Chances are that if you show a civilian a 500-year-old painting, they won’t be able to name the painter, unless it’s Bosch. His name is even listed as an adjective (“Boschian”) in online slang dictionaries. For somebody who produced fewer than 30 paintings in his lifetime, his legacy is outsized. The largest collection of his extant work is in the Prado Museum in Spain, but examples have found their way as far as Kansas City, Paris, Venice, New York and Washington DC. To commemorate the 500th anniversary of his death, a museum in his home town (Hertogenbosch in the Netherlands) decided to mount a retrospective of his work. Gathering paintings from around the globe for a show is a complex process involving courtship and loans. Happily, somebody decided to capture the process of assembling the show on film. The resulting documentary, Hieronymus Bosch: Touched by the Devil, tells us as much about museum machinations as it does about Bosch himself.

The film opens with an art expert counting the rings in the wood grain on the back of a painting. This shot announces that things are going to get very technical. The people wishing to stage the show and borrow paintings for it don’t have anything to offer in return, so many of the loans come with offers to restore the paintings they borrow. It is actually quite thrilling to watch a painting being cleaned under a microscope. Some of the paintings may not be painted by the hand of Bosch himself, so X-rays are taken of the under-drawings to compare known Bosch works against paintings that might be by him. Using this technology on a computer, they are able to do a screen wipe to show either the painting or the drawing underneath it. During these detail-oriented viewings, we are offered a number of fun little glimpses of how Bosch painted some of the details that might otherwise go unnoticed when looking at the whole painting. As one of the art historians points out, one normally views a Bosch painting in a crowded room with a velvet rope that keeps one five feet away from the work.

One source of narrative drama comes from the Prado’s decision to mount a competing show close enough to the home town show to prevent them from loaning his most famous work, The Garden of Earthly Delights. The filmmakers use some tropes of reality television. Individual art historians are filmed alone, talking about their hopes and disappointments (both about the show and in general).

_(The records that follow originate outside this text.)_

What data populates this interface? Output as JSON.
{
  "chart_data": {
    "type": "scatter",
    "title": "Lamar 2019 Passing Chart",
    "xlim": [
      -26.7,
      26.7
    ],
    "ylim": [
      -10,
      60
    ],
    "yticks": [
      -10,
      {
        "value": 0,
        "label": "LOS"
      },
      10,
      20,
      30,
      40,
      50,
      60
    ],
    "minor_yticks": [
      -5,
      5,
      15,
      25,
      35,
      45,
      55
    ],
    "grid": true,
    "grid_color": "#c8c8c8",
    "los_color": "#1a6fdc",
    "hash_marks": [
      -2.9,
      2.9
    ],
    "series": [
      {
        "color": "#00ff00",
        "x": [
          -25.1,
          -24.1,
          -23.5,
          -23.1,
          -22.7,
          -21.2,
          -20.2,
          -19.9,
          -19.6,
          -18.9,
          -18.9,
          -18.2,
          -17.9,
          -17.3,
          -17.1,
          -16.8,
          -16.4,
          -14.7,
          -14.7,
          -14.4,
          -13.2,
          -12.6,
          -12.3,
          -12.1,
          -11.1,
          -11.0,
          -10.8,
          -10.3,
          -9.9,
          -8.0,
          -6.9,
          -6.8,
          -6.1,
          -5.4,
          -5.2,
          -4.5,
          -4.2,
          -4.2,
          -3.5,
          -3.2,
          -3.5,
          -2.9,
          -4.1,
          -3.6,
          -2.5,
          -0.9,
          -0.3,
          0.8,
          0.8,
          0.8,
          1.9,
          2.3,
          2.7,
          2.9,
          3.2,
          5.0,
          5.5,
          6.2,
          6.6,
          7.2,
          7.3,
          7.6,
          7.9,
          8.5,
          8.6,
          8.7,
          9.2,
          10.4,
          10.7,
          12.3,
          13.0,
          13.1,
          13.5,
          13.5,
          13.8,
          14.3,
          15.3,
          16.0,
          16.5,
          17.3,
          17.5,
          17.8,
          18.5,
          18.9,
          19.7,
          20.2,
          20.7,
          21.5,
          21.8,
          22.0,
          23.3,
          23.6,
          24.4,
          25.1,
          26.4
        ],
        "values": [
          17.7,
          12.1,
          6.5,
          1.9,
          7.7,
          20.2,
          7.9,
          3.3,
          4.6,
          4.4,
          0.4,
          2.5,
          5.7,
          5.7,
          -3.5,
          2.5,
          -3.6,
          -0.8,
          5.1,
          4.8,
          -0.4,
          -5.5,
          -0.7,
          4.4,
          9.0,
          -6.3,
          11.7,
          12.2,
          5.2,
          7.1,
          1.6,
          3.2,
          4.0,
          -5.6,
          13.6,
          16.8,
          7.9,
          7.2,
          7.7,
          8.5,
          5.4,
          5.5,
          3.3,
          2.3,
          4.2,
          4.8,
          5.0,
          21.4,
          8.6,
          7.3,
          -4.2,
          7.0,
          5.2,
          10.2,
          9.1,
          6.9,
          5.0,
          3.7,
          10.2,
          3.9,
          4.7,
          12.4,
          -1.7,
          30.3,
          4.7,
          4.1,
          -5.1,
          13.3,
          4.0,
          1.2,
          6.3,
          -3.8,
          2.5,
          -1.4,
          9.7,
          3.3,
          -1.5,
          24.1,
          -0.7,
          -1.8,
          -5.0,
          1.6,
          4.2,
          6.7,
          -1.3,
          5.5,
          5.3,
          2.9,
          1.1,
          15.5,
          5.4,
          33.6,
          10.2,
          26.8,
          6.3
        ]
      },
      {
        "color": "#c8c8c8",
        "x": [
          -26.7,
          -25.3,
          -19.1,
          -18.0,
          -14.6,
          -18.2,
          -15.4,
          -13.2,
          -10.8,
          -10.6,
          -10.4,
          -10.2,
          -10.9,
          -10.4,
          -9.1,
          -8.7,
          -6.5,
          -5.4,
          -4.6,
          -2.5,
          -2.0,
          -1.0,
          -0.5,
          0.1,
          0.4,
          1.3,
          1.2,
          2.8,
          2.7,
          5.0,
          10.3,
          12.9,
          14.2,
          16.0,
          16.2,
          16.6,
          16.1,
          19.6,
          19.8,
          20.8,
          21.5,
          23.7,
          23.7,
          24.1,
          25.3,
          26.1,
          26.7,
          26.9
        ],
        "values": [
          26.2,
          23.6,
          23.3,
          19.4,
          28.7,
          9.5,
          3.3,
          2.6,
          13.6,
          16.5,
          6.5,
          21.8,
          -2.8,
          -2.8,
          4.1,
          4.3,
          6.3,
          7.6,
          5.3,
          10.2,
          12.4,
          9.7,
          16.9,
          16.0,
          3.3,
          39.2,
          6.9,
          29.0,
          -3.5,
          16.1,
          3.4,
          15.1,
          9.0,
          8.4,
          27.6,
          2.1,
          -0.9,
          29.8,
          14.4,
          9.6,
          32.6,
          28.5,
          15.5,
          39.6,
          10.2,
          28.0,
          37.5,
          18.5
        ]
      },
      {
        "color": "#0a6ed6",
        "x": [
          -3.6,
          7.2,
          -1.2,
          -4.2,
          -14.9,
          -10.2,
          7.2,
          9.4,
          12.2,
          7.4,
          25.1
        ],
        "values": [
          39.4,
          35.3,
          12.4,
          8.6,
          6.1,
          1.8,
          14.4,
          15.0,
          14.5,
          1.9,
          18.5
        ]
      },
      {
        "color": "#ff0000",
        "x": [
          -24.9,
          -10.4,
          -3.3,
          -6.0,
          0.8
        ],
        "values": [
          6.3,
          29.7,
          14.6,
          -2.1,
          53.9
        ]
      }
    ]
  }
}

The source of the greatest drama is the discovery and authentication of a previously unknown work. As the show comes together, we get to watch these rare works being packaged for transport. It can be a little jarring to see such familiar images as the fragile paint on wood that they are. Given how little we actually know of Bosch himself, this is a good reminder to artists that the work should speak for itself, without explanations or context.